A binary gap within a positive integer N is any maximal sequence of consecutive zeros that is surrounded by ones at both ends in the binary representation of N.

For example,

number 9 has binary representation 1001 and contains a binary gap of length 2.
The number 529 has binary representation 1000010001 and contains two binary gaps:
one of length 4 and one of length 3.
The number 20 has binary representation 10100 and contains one binary gap of length 1.
The number 15 has binary representation 1111 and has no binary gaps.
The number 32 has binary representation 100000 and has no binary gaps.

Write a function:

class Solution { public int solution(int N); }

that, given a positive integer N, returns the length of its longest binary gap. The function should return 0 if N doesn’t contain a binary gap.

For example,

given N = 1041 the function should return 5,
because N has binary representation 10000010001 and so its longest binary gap is of length 5.
Given N = 32 the function should return 0,
because N has binary representation '100000' and thus no binary gaps.
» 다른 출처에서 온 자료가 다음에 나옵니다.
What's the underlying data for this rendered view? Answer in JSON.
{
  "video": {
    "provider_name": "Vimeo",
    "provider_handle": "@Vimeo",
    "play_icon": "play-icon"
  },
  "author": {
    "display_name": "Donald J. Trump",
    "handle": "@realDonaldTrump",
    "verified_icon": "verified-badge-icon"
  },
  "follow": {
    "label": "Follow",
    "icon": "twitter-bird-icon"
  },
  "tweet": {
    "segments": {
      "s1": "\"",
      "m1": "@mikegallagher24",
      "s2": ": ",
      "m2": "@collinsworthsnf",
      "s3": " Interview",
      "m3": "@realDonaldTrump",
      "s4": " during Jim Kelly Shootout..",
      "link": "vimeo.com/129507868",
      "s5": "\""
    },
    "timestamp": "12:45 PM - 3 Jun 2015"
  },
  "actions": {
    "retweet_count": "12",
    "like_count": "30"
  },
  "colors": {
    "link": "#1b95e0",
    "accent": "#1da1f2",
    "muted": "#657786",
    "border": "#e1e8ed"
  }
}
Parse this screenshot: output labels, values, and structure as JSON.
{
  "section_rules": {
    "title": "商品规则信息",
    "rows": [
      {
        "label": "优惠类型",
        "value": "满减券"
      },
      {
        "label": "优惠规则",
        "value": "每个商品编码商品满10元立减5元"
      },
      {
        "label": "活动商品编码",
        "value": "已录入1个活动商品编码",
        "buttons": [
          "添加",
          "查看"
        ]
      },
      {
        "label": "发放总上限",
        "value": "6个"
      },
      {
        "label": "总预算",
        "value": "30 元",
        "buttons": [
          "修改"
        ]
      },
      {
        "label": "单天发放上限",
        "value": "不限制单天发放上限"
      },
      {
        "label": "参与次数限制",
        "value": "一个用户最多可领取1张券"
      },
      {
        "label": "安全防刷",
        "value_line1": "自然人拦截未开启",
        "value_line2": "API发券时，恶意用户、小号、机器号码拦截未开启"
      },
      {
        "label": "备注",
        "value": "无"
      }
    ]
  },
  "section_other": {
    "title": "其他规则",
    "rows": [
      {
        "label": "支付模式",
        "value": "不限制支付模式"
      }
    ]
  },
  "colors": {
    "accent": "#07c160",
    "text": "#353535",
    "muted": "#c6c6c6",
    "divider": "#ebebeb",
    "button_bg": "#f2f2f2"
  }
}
Write an efficient algorithm for the following assumptions:

N is an integer within the range [1..2,147,483,647].


  • 2진갭 : N의 2진수에서 1로 둘러쌓인 연속적인 0의 최대 수


  • 1을 만나기전 까지 시퀀스 증가.
  • 1을 만나면 시퀀스 초기화


  • N의 범위는 정수 [1..2,147,483,647]
  • 시간복잡도 : 최대 O(log(N))
  • 공간복잡도 : 최대 O(1)


public class BinaryGap {
    public int solution(int N) {
        String binaryStr = Integer.toBinaryString(N);
        int length = binaryStr.length();
        int maxSequence = 0;
        int sequence = 0;

        for (int i = 0; i < length; i++) {
            if ('1' == binaryStr.charAt(i)) {
                maxSequence = Math.max(sequence, maxSequence);
                sequence = 0;
            } else sequence++;
        return maxSequence;